As noted in the previous post, I saw some people with earpieces and although I had become reluctant to take many pictures, I did manage to take one with one such person in… but from the distance and quality of print, you’d never know (I just remember that it was the reason for the shot). The person in question is the one right at the bottom of the photo.
I spent quite a bit of time walking around the city. I hoped that my suitcase would catch up soon and I could get on with my work, but I thought that in the meantime, getting to know the city, what the people seemed to be like, how the economy was going, may give me some insights into whether Ukraine was a viable market for the programme to recruit from.
One of the issues was that I neither spoke Ukrainian nor Russian. I could not read the Cyrillic alphabet – but it did become a bit of fun trying to work it out when seeing words I knew how they were supposed to be read. Despite having studied (in order that I learnt them & not including my mother language English), Latin, French, German, Japanese, Korean, and Swedish (there should probably be a bit of Cantonese in there somewhere, but I can recognise more than I can say due to being tone deaf and have never studied formally in anyway), I would never describe myself as a linguist. I have very little, if any, interest in languages (so it is ironic that I am now in a University department called the “School of Modern Languages”).

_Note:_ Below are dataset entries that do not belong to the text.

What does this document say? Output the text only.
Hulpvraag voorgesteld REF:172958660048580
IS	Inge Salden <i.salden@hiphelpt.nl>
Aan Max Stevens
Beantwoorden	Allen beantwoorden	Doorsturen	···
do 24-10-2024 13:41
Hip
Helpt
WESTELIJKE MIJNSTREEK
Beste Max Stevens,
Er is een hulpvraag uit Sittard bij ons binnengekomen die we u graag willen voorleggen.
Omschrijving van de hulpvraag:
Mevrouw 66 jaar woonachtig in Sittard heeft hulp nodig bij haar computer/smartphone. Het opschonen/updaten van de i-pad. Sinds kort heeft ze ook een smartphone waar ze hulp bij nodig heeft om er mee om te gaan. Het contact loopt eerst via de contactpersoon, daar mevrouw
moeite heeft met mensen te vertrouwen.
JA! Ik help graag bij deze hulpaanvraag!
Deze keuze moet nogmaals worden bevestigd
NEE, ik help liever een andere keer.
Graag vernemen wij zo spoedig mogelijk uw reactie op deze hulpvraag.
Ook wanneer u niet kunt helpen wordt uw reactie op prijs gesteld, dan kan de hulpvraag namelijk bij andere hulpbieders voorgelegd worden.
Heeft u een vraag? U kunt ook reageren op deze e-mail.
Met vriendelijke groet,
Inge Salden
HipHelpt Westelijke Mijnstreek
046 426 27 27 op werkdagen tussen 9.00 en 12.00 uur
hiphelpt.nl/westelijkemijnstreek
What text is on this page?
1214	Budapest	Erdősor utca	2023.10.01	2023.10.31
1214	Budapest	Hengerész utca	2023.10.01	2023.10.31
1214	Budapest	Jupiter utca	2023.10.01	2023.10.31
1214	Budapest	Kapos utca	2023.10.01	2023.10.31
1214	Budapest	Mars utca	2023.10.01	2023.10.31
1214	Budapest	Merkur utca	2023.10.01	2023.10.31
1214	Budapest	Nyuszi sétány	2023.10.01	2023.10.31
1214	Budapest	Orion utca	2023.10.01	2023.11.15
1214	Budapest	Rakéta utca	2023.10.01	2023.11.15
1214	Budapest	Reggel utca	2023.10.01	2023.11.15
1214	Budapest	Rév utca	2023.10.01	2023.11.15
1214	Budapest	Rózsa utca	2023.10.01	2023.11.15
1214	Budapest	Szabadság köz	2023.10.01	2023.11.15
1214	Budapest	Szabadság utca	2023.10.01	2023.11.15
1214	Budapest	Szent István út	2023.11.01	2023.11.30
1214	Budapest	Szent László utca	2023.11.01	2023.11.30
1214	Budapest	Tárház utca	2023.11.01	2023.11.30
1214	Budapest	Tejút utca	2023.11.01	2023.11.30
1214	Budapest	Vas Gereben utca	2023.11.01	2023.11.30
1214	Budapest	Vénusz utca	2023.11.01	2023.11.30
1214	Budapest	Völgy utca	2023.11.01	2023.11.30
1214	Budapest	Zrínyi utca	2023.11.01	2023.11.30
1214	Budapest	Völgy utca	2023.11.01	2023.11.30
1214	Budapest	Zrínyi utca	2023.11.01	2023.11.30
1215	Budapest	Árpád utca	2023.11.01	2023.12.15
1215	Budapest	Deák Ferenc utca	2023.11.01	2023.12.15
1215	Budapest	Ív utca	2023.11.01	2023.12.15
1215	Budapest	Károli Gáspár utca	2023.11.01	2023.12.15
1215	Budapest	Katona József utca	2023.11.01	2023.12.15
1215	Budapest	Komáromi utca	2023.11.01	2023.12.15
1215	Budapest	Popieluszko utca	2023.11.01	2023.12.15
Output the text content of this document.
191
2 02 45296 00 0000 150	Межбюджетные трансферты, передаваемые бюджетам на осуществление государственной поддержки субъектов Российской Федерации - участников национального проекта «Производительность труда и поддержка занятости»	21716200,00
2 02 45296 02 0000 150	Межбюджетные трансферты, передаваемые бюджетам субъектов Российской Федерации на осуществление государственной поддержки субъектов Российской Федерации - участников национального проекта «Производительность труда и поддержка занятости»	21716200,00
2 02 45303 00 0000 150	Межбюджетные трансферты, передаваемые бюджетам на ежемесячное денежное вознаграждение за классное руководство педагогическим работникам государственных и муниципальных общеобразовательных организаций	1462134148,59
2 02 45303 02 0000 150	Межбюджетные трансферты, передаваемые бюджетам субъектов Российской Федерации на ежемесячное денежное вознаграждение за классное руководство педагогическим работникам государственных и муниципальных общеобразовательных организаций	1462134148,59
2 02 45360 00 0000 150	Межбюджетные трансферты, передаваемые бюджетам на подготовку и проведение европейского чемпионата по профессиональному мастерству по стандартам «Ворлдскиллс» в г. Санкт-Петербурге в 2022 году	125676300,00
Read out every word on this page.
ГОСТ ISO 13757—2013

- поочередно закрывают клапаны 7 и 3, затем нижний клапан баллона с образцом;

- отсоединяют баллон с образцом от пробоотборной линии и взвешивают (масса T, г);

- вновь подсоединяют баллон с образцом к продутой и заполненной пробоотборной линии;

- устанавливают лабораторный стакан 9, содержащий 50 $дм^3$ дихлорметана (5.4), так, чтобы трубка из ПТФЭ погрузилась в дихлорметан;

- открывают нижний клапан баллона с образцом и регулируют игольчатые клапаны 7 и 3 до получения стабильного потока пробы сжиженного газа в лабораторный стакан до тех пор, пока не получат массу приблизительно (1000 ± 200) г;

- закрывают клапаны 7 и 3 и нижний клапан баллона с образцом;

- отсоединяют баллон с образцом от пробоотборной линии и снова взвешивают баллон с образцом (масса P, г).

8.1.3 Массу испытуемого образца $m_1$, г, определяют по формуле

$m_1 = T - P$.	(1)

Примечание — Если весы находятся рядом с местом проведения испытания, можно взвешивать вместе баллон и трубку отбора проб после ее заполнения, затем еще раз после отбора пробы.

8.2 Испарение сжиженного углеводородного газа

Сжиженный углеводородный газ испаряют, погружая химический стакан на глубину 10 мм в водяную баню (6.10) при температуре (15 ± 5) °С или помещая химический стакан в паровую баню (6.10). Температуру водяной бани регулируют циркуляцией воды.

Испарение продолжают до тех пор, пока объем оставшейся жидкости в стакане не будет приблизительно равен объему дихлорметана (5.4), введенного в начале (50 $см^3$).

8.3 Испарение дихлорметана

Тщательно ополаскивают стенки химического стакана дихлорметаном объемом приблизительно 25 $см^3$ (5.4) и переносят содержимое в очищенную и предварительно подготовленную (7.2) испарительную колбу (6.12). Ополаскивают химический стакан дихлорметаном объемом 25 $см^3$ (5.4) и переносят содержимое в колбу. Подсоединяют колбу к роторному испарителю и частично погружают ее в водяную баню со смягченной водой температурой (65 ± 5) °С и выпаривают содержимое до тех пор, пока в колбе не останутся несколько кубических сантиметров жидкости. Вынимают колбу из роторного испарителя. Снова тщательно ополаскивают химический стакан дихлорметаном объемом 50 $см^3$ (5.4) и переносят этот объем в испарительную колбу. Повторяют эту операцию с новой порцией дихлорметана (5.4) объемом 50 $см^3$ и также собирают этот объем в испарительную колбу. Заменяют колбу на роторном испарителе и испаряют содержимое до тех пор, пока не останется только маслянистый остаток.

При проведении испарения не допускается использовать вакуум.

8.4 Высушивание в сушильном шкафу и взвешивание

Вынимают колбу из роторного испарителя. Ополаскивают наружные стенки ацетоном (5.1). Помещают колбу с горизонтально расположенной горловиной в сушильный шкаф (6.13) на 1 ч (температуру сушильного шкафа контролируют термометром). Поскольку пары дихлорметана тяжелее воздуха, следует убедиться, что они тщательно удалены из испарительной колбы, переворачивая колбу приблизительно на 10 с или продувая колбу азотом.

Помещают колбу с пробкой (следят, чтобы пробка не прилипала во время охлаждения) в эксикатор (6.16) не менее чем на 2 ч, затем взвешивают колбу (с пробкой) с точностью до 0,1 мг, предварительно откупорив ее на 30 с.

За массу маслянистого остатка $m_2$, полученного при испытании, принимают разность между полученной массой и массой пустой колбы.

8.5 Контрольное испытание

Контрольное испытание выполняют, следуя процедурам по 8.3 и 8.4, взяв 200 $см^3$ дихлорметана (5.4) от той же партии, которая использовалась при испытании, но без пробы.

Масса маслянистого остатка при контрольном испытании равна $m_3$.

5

One of the linguistic things that did catch my interest while in Kyiv was the name of the city. I had always learnt it was Kiev. Yet now I was largely seeing it as Kyiv. I learnt that Kyiv is the Ukrainian spelling and Kiev, the Russian. While Russian was predominant in Eastern Ukraine – such as Donetsk where I was going next – in the capital, Ukrainian was the main language. I have spelt it Kyiv ever since and often include it still in my discussions with students about how we transliterate place names into English. I also noticed upon my return to the UK how when the Champions League football was shown on TV, the ITV graphic would show “Dynamo Kiev” but graphics super-imposed by UEFA from time-to-time during the game would be “Dynamo Kyiv”, so the two spellings would appear at the same time.
Speaking of Dynamo Kyiv, I walked past the stadium a couple of times and I think that I went to a market near the stadium too. One of the times I went by was when a night match was going on – I have no memory of this, I am just working off the photos that I have recently scanned.
At some point I picked up a Dynamo Kyiv shirt… which I still have and managed to dig out from the attic recently, wash, and am now wearing from time to time (including today) to show my support for Ukraine.
The other shopping that I did during my visits to markets and – from what I remember – to small kiosks dotted along the main roads was for cheap, pirated cassette tapes. By 1998, I was largely using CD and even MiniDisc – but the tapes were so cheap, often contained original collections rather than being copies of official albums, and I think some original remixes. It reminded me of my first trip to Bangkok in 1989. Anyway, I picked up a number of these tapes. At some point, I also bought a number of maps – I will need to check if I still have these and perhaps discuss them in another post.